Sorti la même année que Sunset Boulevard et All About Eve, House by the River est la libre adaptation de "Floodtide", le seul roman criminel, paru en 1921, de l'écrivain et dramaturge britannique Alan Patrick Herbert. Comme Secret Beyond the Door qui l'a précédé, cette treizième production de la période étasunienne de Fritz Lang
apparaît davantage comme un drame psychologique que comme un
authentique film noir*. Avec ce nouvel opus, le réalisateur confirme son
exemplaire capacité à s'approprier une histoire... y compris lorsqu'il
ne l'a pas choisie.
Romancier sans réel succès, Stephen Byrne, dont l'épouse, Marjorie, s'est rendue chez des amis, reçoit à nouveau un manuscrit refusé par un éditeur. Déprimé et un peu éméché, Stephen attend sa nouvelle et jeune servante, Emily,
sortant de la salle de bain de ses employeurs, au bas de l'escalier de
la maison. Pris d'une soudaine pulsion, il lui bloque le passage et
tente de l'embrasser. La jeune femme résiste bruyamment au moment où la
voisine, Mrs. Ambrose, rentre chez elle et pourrait l'entendre. Pour éviter d'attirer son attention, Stephen étrangle Emily presque malgré lui et la laisse sans vie sur le sol lorsque qu'un homme frappe à la porte. Il s'agit de John, son frère infirme, auquel Stephen demande de l'aide pour dissimuler son crime. D'abord décidé à avertir la police, John
se laisse finalement convaincre par les arguments mensongers de son
cadet et les deux hommes jettent le sac contenant le corps de la victime
au fond du fleuve.
Probablement un peu à l'étroit entre The Woman in the Window et The Big Heat, House by the River n'est traditionnellement pas considéré comme une des productions majeures de Fritz Lang.
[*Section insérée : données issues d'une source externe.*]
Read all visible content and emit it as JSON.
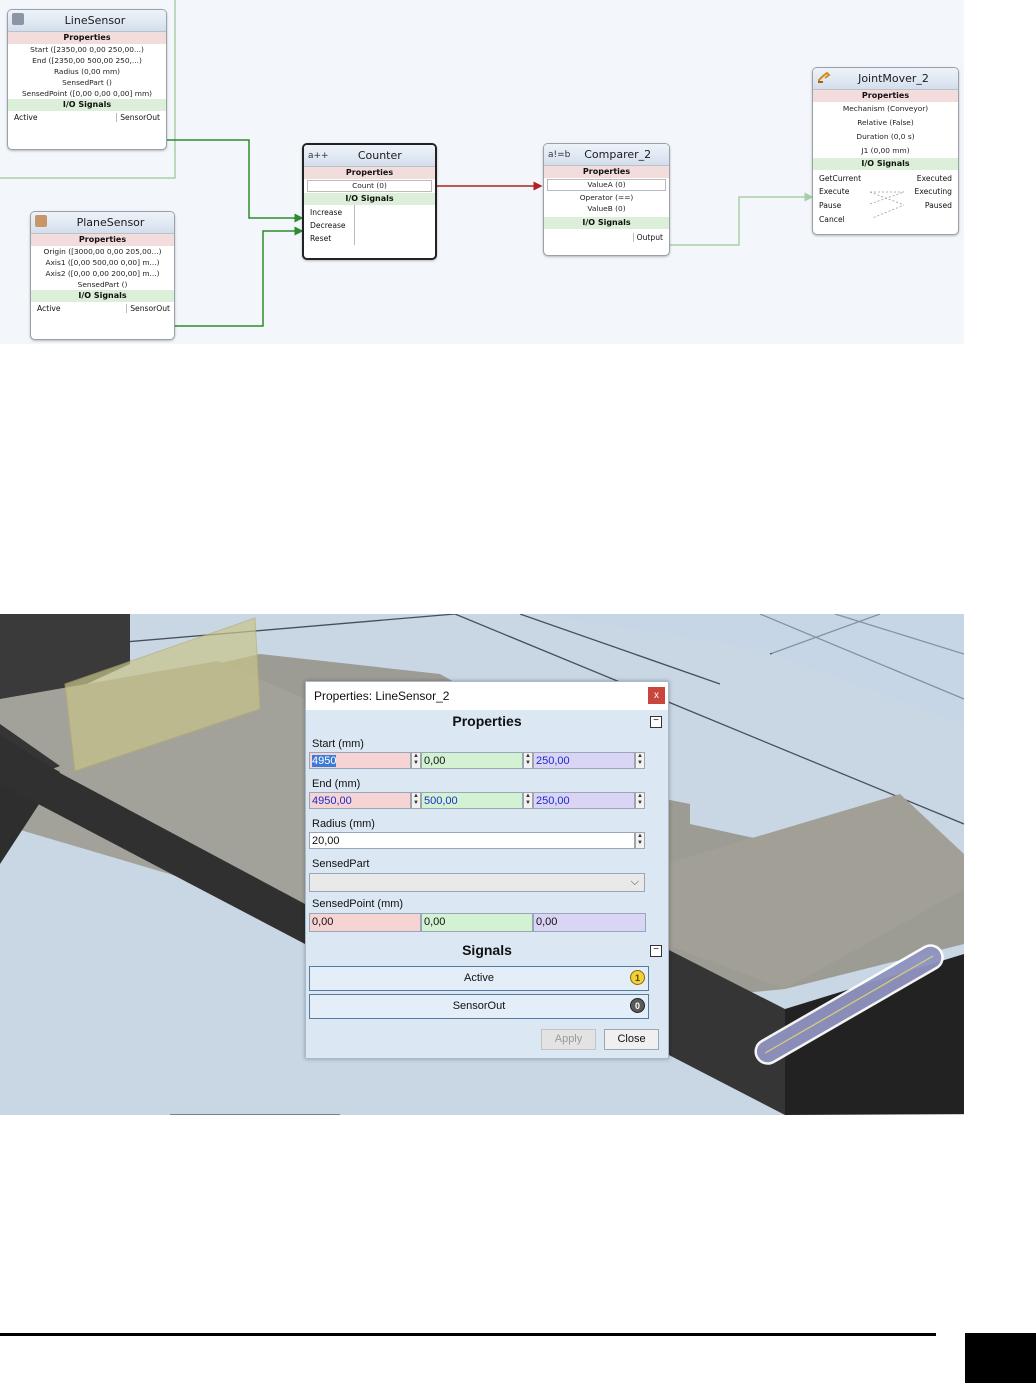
{
  "diagram": {
    "line_sensor": {
      "title": "LineSensor",
      "properties_label": "Properties",
      "props": [
        "Start ([2350,00 0,00 250,00...)",
        "End ([2350,00 500,00 250,...)",
        "Radius (0,00 mm)",
        "SensedPart ()",
        "SensedPoint ([0,00 0,00 0,00] mm)"
      ],
      "io_label": "I/O Signals",
      "in_signal": "Active",
      "out_signal": "SensorOut"
    },
    "plane_sensor": {
      "title": "PlaneSensor",
      "properties_label": "Properties",
      "props": [
        "Origin ([3000,00 0,00 205,00...)",
        "Axis1 ([0,00 500,00 0,00] m...)",
        "Axis2 ([0,00 0,00 200,00] m...)",
        "SensedPart ()"
      ],
      "io_label": "I/O Signals",
      "in_signal": "Active",
      "out_signal": "SensorOut"
    },
    "counter": {
      "icon_text": "a++",
      "title": "Counter",
      "properties_label": "Properties",
      "props": [
        "Count (0)"
      ],
      "io_label": "I/O Signals",
      "inputs": [
        "Increase",
        "Decrease",
        "Reset"
      ]
    },
    "comparer": {
      "icon_text": "a!=b",
      "title": "Comparer_2",
      "properties_label": "Properties",
      "props": [
        "ValueA (0)",
        "Operator (==)",
        "ValueB (0)"
      ],
      "io_label": "I/O Signals",
      "out_signal": "Output"
    },
    "joint_mover": {
      "title": "JointMover_2",
      "properties_label": "Properties",
      "props": [
        "Mechanism (Conveyor)",
        "Relative (False)",
        "Duration (0,0 s)",
        "J1 (0,00 mm)"
      ],
      "io_label": "I/O Signals",
      "inputs": [
        "GetCurrent",
        "Execute",
        "Pause",
        "Cancel"
      ],
      "outputs": [
        "Executed",
        "Executing",
        "Paused"
      ]
    },
    "colors": {
      "signal_link": "#2e8b2e",
      "property_link": "#b22222",
      "inactive_link": "#a9cfa9"
    }
  },
  "dialog": {
    "title": "Properties: LineSensor_2",
    "close_glyph": "x",
    "properties_header": "Properties",
    "start_label": "Start (mm)",
    "start": [
      "4950",
      "0,00",
      "250,00"
    ],
    "end_label": "End (mm)",
    "end": [
      "4950,00",
      "500,00",
      "250,00"
    ],
    "radius_label": "Radius (mm)",
    "radius": "20,00",
    "sensed_part_label": "SensedPart",
    "sensed_part": "",
    "sensed_point_label": "SensedPoint (mm)",
    "sensed_point": [
      "0,00",
      "0,00",
      "0,00"
    ],
    "signals_header": "Signals",
    "signals": [
      {
        "name": "Active",
        "value": "1"
      },
      {
        "name": "SensorOut",
        "value": "0"
      }
    ],
    "apply_label": "Apply",
    "close_label": "Close"
  }
}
Pourtant, le film recèle des qualités singulières indéniables. Le
réalisateur y développe, certes, des thèmes qu'il affectionne, ceux de
l'amoralité, de la culpabilité, de l'abnégation et de l'ingratitude. En
revanche, l'absence de cupidité, de névrose ou de désir frappe dans
l'univers languien
au profit d'un meurtre involontaire, conséquence du malaise et de la
profonde insatisfaction de son auteur. Cet acte insensé va,
paradoxalement, donner provisoirement du sens à son existence. Fritz Lang
reprend également ici à plusieurs reprises la figure fantasmatique de
la réapparition, stigmate d'une hantise morale à laquelle les éléments
naturels (eau, vent...) apportent leur contribution symbolique. Louis Hayward, à l'affiche du très bon And Then There Were None de René Clair cinq ans auparavant, porte littéralement le film sur ses épaules. Il faut enfin souligner la belle photographie ombreuse d'Edward Cronjager avec lequel Lang a déjà collaboré sur Western Union.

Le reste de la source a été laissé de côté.